Gardner had always been a fighter — she and Hughes had thrown things at each other all the time, and she and Shaw routinely got in screaming matches. But she and Sinatra fought on an entirely different level, in part because Gardner’s career was soaring while Sinatra’s was hanging around in the toilet. Obviously this was a recipe for disaster. It’s like Gardner was the gorgeous high-powered CEO going off to make millions every day, and Sinatra was the mopey yet talented boyfriend who sat at home in his underwear, eating cereal with whiskey for breakfast. With his movie and music contracts cancelled, Sinatra could only get jobs in the equivalent of Indian Casinos. He was a sad sack indeed, and increasingly resentful of Gardner.
So Gardner did what anyone would do in her place: She got sick of his whining, pulled some strings to get him a job, and flew to Europe. But she didn’t just get him any job. She got him a choice role in Burt Lancaster’s From Here to Eternity. Have you seen this movie? Burt Lancaster! Monty Clift! Donna Reed as a prostitute! Making out on the beach in shorty shorts! So hot right now! Sinatra won an Academy Award for his performance, effectively putting his career back on track. But the rejuvenation had come at a price, and when Gardner left to shoot The Barefoot Contessa in Spain, it was clear that the marriage was beginning to unravel. Each was accusing the other of cheating, the fan magazines were fueling rumors of each other cheating, each was indeed actually cheating.

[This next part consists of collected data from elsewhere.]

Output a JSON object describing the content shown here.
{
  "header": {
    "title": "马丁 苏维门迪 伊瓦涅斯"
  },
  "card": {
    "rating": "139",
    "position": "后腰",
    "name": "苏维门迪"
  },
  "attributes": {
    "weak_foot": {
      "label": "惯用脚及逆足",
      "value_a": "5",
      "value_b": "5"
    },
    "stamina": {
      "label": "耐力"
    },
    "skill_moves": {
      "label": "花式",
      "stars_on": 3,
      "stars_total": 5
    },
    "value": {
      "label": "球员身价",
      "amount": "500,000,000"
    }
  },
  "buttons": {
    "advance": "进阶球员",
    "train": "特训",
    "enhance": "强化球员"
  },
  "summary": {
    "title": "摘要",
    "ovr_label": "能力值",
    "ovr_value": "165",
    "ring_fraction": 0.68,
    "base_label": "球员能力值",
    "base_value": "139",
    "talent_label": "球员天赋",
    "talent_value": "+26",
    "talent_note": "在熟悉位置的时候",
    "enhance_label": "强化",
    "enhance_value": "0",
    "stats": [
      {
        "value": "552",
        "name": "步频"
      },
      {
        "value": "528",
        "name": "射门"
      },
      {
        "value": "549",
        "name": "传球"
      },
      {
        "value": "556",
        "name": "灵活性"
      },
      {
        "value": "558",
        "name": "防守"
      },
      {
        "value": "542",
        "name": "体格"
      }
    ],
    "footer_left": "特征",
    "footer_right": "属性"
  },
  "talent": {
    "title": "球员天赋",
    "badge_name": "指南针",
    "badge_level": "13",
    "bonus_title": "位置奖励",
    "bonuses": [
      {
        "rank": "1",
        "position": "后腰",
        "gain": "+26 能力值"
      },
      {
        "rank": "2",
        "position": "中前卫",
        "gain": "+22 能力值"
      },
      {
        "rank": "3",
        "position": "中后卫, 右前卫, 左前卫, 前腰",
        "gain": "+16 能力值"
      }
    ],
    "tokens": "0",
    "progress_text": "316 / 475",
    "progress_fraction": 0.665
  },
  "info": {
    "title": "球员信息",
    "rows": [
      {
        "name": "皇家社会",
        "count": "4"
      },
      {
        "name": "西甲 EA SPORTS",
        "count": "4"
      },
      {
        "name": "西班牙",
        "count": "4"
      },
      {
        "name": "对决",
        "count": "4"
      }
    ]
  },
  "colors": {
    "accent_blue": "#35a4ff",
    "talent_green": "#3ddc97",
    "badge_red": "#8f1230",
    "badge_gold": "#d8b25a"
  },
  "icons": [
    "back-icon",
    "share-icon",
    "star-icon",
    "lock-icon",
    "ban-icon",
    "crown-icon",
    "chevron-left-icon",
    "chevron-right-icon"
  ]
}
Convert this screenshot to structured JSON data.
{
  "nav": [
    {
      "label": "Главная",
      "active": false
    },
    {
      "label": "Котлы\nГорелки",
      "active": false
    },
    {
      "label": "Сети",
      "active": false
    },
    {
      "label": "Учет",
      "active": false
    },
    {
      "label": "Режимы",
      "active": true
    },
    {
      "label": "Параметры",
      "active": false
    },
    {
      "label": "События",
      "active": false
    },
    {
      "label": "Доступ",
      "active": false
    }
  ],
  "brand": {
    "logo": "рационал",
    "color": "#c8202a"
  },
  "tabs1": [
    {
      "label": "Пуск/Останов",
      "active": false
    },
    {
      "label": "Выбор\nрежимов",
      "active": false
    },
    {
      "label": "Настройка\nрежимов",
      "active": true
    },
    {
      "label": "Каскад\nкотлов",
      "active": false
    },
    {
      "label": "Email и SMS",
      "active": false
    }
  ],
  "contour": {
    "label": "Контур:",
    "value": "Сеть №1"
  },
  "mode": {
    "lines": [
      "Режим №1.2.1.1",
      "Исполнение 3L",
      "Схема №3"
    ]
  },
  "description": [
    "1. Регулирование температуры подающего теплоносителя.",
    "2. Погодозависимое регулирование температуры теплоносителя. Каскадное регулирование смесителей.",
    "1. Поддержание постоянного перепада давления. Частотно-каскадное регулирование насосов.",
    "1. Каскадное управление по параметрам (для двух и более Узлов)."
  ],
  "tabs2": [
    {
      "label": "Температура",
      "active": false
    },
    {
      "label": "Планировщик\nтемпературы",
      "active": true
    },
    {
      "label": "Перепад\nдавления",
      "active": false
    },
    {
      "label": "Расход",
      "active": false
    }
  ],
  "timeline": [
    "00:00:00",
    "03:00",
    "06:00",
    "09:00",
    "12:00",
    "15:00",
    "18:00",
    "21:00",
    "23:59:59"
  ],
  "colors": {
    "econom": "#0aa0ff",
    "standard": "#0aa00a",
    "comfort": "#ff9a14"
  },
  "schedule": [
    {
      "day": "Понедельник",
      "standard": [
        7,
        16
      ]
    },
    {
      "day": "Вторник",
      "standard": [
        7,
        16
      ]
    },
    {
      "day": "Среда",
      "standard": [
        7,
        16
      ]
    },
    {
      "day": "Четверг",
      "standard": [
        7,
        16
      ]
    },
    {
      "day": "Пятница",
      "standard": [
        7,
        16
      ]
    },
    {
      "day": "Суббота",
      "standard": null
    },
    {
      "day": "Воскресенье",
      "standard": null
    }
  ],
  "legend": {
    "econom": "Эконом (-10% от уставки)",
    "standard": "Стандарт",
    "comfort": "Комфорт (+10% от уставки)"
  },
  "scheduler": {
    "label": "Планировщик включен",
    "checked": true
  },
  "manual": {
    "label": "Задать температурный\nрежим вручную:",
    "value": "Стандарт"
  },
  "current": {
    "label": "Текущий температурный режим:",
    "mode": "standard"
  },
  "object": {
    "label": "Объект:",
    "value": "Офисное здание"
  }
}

Confidential Magazine did its best to fuel the scandalous fire, using photos of Gardner with Sammy Davis Jr., taken during a break from a photo shoot for Ebony, to insinuate a romance between the two, despite the fact that Sinatra himself had been present at the shoot. As unfounded as (most) of the rumors were, they drove Sinatra crazy. The two fought more and more, cheated more and more, and the marriage eventually ended in divorce in 1957.
And here’s where Gardner’s life takes a sweet turn. She divorces Sinatra and moves permanently to Spain, which she had fallen in love with during the filming of Contessa. Having at this point appeared in no less than three Hemingway adaptations (The Killers, Kilimanjaro, and as Lady Brett in The Sun Also Rises) she becomes BFF with Papa himself. Hemingway introduces her to all sorts of bullfighters, the hottest of whom she seduces full-on Lady Brett-style. According to lore, she accompanied Hemingway to his villa in Cuba, and after skinny-dipping in the pool, Hemingway ordered his staff “The water is never to be emptied.”
Gardner continued to appear in films through the ‘60s, most notably The Night of the Iguana, where she hung out with Dick and Liz and 5,000 paparazzi, and The Bible, where she drove George C. Scott so mad with desire that he had to be locked inside his trailer. Like the other sirens of the classic era, she slowly faded into obscurity, eventually resorting to appearances on Knot’s Landing and obscure low-budget films in order to pay the bills.
Gardner never married again, and spent her twilight years having heavy late dates with whomever she pleased, keeping an apartment in London, and hanging out with her small dogs before dying at the age of 64 from emphysema. Frank Sinatra wept like a small child when he heard the news of her death, and that water is totally still in Hemingway’s pool. Not too shabby for a Hotcha from North Carolina.